Interessante notar que essa ação foi criticada como sendo um estratagema para prejudicar o prefeito Rafael Diniz, inclusive por órgãos da mídia corporativa local.

Como não vi mais informações na mídia sobre a ação de solidariedade iniciada por Maria Goretti e seus amigos, entrei em contato com ela para saber mais sobre a iniciativa, suas finalidades e, principalmente, se o lanche continua a ser servido como ocorreu nos primeiros dias após o fechamento do restaurante popular.

Abaixo seguem as respostas que Maria Goretti ofereceu a um conjunto de questões que enviei via e-mail.  As respostas trazem uma série de reflexões importantes sobre o que ocorre quando o Estado, seja em qual nível de governo esteja, opta por cortar o financiamento de programas sociais para os mais pobres e, principalmente, o que pode ser feito para mitigar os prejuízos que este tipo de opção de recorte neoliberal causa sobre os mais pobres. Mas a entrevista também traz boas notícias, incluindo a que nos informa que o lanche continua sendo servido dentro do melhor espírito de solidariedade que deveria reger as nossas relações sociais cotidianas e, lamentavelmente, continua sendo uma exceção.

Por que vocês decidiram iniciar o oferecimento de café da manhã aos usuários do restaurante popular após a interrupção dos serviços pela Prefeitura de Campos dos Goytacazes?

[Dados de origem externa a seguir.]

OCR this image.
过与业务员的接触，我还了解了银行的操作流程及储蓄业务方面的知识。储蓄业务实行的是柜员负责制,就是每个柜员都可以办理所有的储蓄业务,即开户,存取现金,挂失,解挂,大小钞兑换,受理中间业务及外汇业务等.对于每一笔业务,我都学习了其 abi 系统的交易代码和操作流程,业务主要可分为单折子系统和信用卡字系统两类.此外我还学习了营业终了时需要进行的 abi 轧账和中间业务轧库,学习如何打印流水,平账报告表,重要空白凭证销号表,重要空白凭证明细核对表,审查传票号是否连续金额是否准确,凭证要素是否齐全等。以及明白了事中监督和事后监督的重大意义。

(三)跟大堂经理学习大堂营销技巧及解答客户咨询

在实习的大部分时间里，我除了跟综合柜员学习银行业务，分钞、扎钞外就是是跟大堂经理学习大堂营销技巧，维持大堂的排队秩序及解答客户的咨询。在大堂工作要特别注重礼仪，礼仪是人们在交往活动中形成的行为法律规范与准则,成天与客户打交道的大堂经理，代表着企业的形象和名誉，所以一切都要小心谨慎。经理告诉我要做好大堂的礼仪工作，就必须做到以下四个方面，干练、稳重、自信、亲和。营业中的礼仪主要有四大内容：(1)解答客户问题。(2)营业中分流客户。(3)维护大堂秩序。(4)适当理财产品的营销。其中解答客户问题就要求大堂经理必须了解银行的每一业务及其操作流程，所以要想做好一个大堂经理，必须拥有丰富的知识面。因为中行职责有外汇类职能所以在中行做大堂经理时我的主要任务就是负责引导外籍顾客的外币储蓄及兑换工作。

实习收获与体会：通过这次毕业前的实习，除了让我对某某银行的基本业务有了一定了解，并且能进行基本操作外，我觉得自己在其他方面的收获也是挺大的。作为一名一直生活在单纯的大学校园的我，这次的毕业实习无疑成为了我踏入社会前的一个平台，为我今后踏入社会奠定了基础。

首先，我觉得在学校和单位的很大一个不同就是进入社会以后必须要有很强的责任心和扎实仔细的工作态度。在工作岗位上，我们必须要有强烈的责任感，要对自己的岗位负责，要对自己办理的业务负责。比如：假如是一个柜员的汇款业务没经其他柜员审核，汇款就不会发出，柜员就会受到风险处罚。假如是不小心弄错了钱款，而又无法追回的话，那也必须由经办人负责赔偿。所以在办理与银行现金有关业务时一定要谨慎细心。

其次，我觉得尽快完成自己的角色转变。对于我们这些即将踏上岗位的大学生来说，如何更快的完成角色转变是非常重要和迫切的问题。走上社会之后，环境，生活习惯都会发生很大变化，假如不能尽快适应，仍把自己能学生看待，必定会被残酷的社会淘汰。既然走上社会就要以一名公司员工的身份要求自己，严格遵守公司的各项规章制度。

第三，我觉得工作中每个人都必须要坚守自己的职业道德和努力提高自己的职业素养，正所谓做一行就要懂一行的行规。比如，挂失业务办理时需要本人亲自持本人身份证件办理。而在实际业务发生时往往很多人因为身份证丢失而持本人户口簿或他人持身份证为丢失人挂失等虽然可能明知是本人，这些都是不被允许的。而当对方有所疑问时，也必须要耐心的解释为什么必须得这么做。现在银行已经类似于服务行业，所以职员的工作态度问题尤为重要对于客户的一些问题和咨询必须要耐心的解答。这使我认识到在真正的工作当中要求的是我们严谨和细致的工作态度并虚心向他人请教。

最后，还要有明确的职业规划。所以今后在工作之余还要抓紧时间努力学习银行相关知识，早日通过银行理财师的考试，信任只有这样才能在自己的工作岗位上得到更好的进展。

MARIA GORETTI: Sempre que eu saía do Fórum da Justiça do Trabalho, passava pela fila do restaurante popular. Era muito nítido que o restaurante atendia a pessoas muito simples, incluindo os moradores de rua. O perfil das pessoas que enfrentavam a fila não é o perfil de pessoa que tem R$ 10,00 para comprar um lanche; da pessoa que se dá ao “luxo” de ir a uma lanchonete e escolher o que prefere comer.  São pessoas que almoçavam com R$ 3,00: R$ 1,00 para ir de ônibus ao restaurante, R$ 1,00 para almoçar e R$ 1,00 para voltar para casa.

Quando esse perfil de pessoa com dinheiro contado se deparasse com o portão fechado, teria então dois reais, um para a volta e mais um, que não daria nem para um Guaravita. Voltaria pra casa com fome ou viraria um pedinte. As duas situações são degradantes. Por isso pensei em atenuar um pouco a situação de quem fosse pego de surpresa com o fechamento do restaurante na segunda-feira: iríamos distribuir sanduíche, café e leite. Seria, portanto, somente nesse dia.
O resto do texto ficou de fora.